R: Secondo me dovrebbero trovare un equilibrio con la regola dei giovani. E’ assurdo che buonissimi giocatori debbano scendere di categoria solo perché senza regola non avrebbero le stesse opportunità di prima.

Ci raccontate qualche aneddoto, positivo o negativo, della vostra carriera?

M: Ce ne sarebbero tantissimi, ma ricordo con piacere quello che potrebbe passare come un episodio non molto bello, ovvero una tirata di orecchie (nel vero senso della parola) di un mio compagno ai miei esordi per aver “deriso” con un tunnel un compagno più vecchio di me in allenamento. Potrebbe sembrare un’esagerazione ma credo che certe cose oggi, dove tutto è dovuto, farebbero molto bene.

R: Nel Gennaio 2001 ho fatto un torneo con l’Italia Under 20 di Serie C in Iran contro le nazionali maggiori di Iran (di Ali Daei e Mahdavikia), Cina (allenata dal giramondo Bora Milutinovic) e l’Egitto. Mister Boninsegna (esatto proprio “Bonimba”) si era innamorato di me calcisticamente e mi ha fatto giocare davanti a 35.000 spettatori facendomi pure tirare un rigore nella lotteria finale…purtroppo l’ho sbagliato!

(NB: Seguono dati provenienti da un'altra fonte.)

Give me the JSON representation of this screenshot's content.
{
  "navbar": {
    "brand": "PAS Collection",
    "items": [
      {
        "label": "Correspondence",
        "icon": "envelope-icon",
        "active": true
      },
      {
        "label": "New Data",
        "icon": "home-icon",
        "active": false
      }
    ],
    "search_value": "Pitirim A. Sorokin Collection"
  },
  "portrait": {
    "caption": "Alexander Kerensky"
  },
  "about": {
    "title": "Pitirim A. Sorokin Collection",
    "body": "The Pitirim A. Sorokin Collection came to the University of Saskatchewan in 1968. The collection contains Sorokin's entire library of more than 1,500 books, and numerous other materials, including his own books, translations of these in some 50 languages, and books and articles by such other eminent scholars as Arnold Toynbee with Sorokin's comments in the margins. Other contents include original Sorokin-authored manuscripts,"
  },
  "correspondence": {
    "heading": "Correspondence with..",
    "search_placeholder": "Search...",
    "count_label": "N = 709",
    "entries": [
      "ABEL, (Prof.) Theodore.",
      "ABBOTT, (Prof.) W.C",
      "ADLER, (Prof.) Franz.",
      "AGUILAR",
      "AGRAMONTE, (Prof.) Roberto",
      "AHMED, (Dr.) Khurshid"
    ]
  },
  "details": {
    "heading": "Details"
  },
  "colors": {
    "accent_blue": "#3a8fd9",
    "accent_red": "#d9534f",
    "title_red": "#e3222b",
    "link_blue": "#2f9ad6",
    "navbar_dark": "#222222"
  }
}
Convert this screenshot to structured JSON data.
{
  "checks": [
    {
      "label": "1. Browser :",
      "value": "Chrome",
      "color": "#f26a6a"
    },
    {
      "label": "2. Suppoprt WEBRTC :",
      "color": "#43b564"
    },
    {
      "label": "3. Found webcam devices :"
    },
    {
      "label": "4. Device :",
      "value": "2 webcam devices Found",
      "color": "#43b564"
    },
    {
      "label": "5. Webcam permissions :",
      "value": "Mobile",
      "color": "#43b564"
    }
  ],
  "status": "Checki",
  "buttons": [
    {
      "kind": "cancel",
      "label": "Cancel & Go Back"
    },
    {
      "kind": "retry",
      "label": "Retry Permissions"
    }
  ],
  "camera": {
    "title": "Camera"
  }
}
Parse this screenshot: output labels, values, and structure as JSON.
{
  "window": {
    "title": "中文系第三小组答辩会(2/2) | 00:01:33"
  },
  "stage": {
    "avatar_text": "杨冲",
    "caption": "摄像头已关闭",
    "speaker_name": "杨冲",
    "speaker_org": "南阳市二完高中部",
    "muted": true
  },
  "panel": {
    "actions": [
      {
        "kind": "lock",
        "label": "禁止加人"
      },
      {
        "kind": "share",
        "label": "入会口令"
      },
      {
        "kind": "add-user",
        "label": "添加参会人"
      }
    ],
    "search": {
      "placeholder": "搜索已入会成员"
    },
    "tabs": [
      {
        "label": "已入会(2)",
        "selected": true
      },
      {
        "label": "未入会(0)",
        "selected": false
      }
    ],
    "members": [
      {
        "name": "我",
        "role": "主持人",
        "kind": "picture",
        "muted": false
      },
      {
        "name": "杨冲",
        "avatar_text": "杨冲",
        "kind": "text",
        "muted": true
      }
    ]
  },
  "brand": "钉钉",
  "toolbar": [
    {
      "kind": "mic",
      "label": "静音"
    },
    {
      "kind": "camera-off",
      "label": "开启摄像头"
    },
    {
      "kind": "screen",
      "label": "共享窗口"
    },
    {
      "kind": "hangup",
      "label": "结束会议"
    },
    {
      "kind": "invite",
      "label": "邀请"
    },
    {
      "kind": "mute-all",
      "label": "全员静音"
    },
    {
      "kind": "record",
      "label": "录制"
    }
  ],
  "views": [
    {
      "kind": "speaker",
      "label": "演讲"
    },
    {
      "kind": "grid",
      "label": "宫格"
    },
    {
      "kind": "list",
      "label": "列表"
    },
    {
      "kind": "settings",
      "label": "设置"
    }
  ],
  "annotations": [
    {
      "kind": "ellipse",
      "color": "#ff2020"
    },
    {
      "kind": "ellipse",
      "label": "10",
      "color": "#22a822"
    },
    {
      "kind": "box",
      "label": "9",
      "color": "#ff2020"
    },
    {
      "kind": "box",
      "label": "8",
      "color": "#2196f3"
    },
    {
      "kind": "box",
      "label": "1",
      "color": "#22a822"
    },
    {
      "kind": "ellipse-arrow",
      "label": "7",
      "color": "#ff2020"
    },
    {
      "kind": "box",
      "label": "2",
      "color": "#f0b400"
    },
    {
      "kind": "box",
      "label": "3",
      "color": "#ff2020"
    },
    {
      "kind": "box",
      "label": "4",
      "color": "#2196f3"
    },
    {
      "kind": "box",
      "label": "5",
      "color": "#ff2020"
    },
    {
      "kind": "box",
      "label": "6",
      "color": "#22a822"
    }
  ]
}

Concludiamo con la vostra top 11 personale. Svestite i panni del calciatore, per mettervi in panchina e crearvi la vostra squadra dei sogni; chi chiamereste?

M: Una top 11 è davvero difficile da fare con tutti i compagni e tutti i calciatori che ho ammirato e ammiro tuttora, quindi dico tutti i componenti della squadra con cui abbiamo vinto l’Eccellenza che faranno sempre parte dei miei ricordi più belli.

R: Puba Regazzoni in porta, Corno, Rota, Carlo Marchesi, Alessandro Locatelli dietro. In mezzo Capitan Agostinelli, Stroppa. Bonomi dietro a me e Pesenti Giorgio.

 

Ringraziamo sia Matteo che Roberto per essersi prestati alla nostra doppia intervista; speriamo che il loro esempio possa servire ai giovani che giocano nello Scanzo e non ed è proprio a loro che volevamo rivolgerci attraverso questi due grandi giocatori, perchè dai giovani parta il rinnovamento del nostro panorama calcistico.